Она готова сжаться, закричать, но понимает, что это только сон. Короткий сон и краткий кошмар. Она стала слишком много спать. Она готова засыпать где угодно. И ей кажется, что она стала толстеть. Что-то с метаболизмом. Паршивый трутень расшатал обмен веществ. Поэтому сегодня он так легко не отделается.
— Ты знаешь, как мне еще нравится, — говорит она ему. — Ты все обо мне знаешь…

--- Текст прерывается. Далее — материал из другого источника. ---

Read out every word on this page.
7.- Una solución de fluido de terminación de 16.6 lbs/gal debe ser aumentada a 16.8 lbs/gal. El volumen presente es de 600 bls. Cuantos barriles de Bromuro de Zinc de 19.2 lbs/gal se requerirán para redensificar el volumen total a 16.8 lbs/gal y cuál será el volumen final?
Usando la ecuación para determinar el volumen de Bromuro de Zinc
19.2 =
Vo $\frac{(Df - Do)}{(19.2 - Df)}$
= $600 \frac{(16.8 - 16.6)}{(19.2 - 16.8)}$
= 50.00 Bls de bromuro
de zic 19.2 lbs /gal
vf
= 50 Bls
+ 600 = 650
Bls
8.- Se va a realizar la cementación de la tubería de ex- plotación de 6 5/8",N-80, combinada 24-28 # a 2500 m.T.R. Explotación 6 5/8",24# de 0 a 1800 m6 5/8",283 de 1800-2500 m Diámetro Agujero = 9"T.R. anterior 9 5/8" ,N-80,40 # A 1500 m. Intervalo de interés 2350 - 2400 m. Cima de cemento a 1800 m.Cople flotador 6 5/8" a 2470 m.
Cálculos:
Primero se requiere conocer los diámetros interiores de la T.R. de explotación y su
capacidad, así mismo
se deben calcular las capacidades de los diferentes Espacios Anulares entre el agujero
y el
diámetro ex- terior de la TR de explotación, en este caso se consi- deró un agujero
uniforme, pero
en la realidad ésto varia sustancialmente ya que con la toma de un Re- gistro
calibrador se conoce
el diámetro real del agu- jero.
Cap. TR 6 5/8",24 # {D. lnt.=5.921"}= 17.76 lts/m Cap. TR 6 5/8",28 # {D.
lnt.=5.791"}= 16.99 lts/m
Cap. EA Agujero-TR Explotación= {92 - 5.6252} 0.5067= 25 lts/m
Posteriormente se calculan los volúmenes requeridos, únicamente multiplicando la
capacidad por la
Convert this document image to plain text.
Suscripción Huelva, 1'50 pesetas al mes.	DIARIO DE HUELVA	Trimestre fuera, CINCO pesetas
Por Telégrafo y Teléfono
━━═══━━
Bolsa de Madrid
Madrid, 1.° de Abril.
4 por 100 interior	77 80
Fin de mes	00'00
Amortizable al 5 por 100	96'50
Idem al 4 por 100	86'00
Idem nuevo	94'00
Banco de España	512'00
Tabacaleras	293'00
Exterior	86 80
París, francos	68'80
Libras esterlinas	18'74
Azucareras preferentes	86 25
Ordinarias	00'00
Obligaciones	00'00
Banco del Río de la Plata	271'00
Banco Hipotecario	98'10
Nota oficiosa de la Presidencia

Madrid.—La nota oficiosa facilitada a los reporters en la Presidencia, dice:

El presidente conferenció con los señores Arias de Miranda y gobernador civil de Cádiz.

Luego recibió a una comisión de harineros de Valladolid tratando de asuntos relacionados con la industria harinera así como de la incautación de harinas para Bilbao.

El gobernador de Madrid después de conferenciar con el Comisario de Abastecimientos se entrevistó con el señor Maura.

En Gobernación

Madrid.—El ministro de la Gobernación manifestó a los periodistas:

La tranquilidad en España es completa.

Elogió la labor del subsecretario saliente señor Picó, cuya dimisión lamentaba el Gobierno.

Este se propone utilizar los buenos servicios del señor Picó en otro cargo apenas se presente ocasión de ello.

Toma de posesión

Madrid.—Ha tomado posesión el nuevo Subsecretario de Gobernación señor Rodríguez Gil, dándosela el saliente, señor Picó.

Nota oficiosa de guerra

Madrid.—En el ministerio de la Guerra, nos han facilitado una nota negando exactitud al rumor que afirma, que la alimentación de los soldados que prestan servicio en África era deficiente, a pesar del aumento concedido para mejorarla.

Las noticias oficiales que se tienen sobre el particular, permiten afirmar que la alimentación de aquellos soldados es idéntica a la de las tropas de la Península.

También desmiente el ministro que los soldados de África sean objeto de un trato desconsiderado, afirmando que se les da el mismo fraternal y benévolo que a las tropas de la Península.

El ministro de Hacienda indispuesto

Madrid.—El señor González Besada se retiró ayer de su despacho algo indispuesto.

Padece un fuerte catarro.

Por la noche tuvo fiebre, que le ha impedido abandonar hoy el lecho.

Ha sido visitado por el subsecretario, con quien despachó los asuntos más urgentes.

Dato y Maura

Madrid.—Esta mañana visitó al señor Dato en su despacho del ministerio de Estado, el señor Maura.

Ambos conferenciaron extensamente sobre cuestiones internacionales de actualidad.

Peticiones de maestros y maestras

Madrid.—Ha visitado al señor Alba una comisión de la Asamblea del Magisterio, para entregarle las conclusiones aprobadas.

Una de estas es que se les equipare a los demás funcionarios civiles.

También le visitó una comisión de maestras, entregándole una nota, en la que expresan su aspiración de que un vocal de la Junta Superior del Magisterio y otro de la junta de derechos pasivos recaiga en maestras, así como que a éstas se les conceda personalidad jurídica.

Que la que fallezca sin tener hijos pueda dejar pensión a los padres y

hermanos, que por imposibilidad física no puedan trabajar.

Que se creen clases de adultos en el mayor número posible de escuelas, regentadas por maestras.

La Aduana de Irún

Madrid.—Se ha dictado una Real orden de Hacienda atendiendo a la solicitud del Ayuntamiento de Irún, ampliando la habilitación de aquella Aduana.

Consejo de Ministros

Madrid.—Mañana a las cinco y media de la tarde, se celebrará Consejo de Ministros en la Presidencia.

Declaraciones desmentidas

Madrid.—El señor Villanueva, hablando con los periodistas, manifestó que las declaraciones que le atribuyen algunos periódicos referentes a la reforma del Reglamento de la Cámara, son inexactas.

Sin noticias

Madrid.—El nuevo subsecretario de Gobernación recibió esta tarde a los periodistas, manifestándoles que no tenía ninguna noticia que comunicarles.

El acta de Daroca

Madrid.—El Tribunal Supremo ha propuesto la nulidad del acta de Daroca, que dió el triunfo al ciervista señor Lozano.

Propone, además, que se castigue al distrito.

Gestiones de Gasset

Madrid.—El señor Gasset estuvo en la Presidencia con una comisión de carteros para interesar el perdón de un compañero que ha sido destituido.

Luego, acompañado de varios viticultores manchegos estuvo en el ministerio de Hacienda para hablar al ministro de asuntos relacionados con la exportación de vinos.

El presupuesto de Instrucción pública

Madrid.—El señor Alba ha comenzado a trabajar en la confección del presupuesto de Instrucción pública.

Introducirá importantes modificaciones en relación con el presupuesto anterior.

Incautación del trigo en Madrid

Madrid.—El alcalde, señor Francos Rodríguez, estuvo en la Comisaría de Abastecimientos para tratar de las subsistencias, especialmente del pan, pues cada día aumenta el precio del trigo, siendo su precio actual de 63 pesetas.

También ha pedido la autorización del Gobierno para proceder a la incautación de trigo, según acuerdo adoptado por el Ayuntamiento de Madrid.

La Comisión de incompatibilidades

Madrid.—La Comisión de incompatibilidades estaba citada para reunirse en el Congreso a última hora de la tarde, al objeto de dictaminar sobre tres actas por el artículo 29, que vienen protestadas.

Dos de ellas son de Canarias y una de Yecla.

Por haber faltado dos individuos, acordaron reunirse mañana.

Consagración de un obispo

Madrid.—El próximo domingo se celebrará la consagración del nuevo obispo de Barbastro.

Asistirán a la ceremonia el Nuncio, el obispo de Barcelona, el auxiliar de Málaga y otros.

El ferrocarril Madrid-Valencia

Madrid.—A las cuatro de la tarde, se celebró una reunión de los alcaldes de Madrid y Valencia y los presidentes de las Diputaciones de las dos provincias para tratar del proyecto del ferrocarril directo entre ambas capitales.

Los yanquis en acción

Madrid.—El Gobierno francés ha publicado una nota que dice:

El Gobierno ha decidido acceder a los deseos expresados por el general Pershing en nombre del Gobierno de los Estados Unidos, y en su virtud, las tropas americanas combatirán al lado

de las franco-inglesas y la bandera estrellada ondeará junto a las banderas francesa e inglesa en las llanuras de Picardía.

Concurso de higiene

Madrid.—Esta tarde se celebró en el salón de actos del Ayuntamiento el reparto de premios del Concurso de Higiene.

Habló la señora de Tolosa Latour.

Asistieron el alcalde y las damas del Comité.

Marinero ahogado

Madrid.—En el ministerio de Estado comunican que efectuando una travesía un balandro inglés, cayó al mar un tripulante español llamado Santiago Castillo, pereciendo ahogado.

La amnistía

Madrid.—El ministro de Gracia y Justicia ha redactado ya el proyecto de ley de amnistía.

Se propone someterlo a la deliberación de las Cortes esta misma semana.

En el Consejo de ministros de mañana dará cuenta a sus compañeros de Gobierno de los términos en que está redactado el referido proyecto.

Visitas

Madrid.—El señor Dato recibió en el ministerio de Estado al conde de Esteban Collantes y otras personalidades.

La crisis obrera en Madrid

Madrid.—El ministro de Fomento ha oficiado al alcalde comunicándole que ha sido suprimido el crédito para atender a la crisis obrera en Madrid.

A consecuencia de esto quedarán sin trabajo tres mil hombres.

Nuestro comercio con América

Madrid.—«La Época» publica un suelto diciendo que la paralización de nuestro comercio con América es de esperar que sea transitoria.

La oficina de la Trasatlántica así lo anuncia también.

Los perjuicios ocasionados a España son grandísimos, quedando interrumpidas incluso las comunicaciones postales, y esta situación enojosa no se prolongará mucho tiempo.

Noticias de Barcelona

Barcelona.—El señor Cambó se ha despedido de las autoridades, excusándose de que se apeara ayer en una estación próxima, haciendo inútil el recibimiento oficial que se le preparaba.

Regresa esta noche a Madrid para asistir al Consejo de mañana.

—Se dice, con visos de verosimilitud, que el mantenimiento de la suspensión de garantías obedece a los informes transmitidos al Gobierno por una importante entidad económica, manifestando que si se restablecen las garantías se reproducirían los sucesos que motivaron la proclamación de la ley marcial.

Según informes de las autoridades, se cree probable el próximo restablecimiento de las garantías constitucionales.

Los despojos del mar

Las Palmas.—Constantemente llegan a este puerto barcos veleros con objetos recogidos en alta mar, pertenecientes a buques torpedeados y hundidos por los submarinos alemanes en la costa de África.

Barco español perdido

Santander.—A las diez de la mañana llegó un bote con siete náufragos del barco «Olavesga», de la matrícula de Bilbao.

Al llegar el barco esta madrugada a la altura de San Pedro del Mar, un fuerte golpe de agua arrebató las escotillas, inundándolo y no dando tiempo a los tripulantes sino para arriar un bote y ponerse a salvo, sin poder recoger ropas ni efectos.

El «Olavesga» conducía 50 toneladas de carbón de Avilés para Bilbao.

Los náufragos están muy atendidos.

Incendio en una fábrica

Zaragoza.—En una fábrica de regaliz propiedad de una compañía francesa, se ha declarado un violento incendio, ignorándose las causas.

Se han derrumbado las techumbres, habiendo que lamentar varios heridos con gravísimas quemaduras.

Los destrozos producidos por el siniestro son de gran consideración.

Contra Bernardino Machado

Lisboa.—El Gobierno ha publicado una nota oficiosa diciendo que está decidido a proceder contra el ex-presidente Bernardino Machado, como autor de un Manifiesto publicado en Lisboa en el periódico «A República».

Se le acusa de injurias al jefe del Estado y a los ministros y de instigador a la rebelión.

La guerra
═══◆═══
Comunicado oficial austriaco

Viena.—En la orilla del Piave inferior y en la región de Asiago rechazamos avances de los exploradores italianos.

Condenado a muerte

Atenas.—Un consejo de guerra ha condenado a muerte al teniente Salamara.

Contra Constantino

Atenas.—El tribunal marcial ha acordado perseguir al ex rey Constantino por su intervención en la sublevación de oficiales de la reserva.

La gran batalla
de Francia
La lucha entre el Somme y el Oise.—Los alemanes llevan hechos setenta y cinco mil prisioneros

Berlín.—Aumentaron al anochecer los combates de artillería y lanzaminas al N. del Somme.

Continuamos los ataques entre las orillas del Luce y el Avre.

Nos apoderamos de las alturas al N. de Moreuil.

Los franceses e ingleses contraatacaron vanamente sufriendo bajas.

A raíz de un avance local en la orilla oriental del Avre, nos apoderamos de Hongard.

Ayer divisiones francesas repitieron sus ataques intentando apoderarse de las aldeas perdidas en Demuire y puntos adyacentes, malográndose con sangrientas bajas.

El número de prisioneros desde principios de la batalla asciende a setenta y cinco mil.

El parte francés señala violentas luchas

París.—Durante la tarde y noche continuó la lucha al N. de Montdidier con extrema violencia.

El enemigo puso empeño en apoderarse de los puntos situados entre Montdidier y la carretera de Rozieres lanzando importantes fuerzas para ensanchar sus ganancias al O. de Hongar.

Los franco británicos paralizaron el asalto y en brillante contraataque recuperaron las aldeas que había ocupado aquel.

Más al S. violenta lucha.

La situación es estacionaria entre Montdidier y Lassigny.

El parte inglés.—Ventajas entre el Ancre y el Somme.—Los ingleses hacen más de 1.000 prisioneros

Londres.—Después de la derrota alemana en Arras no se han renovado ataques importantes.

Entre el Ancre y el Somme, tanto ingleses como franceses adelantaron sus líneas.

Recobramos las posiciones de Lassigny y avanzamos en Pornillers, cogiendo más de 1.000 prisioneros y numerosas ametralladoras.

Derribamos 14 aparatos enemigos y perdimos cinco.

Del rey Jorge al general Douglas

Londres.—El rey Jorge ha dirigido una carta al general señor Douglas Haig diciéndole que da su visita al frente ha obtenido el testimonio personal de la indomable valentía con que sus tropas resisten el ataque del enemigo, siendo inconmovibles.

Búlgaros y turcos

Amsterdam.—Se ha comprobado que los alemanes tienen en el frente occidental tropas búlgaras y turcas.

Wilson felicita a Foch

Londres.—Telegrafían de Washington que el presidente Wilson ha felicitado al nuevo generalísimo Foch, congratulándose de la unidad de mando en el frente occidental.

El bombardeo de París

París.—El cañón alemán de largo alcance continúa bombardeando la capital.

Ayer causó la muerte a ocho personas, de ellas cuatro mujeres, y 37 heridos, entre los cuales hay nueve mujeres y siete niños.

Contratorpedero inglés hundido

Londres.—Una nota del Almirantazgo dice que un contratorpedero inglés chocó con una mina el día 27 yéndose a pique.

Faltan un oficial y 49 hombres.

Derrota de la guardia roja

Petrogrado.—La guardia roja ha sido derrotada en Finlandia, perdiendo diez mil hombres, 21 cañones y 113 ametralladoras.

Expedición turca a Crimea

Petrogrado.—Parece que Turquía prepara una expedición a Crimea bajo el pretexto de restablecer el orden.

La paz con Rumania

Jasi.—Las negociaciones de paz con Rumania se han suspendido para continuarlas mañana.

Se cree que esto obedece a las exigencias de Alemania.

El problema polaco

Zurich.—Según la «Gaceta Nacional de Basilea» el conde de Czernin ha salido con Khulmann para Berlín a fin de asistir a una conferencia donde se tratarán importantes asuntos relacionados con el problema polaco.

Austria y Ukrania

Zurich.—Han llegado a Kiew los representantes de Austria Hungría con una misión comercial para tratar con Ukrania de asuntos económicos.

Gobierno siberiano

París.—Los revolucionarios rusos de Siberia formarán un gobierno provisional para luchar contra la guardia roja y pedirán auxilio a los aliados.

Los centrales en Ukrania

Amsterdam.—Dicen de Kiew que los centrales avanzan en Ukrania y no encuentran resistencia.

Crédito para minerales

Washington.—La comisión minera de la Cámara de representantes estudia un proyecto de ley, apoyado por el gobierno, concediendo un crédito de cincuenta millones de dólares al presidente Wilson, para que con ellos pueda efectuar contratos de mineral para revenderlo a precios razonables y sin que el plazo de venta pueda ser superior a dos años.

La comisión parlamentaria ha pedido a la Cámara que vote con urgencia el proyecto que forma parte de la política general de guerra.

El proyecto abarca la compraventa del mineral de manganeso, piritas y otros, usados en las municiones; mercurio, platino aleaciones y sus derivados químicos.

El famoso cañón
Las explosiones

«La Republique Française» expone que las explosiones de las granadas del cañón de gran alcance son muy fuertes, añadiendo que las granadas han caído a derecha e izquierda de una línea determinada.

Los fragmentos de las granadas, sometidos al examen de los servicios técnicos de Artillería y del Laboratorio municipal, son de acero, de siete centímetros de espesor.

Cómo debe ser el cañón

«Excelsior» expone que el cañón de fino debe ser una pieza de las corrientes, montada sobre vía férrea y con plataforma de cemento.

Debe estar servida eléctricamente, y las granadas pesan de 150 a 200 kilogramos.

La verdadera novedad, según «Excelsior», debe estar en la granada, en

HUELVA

Харибда продолжала двигаться. Колоссальное тело наползало на край полыньи, выбрасывало черные завитушки крючьев, вцеплялось в лед, подминала его под себя, как ветхую бумагу, выбрасывая фонтаны воды. Догонит ли черепаха Ахиллеса? Одри была уверена — догонит… У нее нет щупальц и крючьев, у нее нет сил — вот уже долгое время она не чувствует уколов, а значит запасы коктейля иссякли, и скоро придет боль. Жуткая боль. Можно даже сказать, что боль здесь, она бежит впереди чудовищной твари и хватает ее за ноги, за две тяжелые, неподъемные ноги. Удар, еще удар, и Одри кричит. Крик изнуряет, но она уже ничего не может поделать — метаморфоз продолжается, слишком много света, и жизненный цикл харибды неимоверно ускоряется. Наверное. Может быть. Она не знает точно. Она продолжает строить гипотезы, потому что от гипотез зависит ее жизнь. Многочисленные отражения ее жизни.
— Внимание! Внимание! Всем, кто меня слышит! Мы совершили посадку в районе Большого Канала… Мы совершили посадку в районе Большого Канала… Высадка прошла успешно, но после начала монтажа системы мы обнаружили, что…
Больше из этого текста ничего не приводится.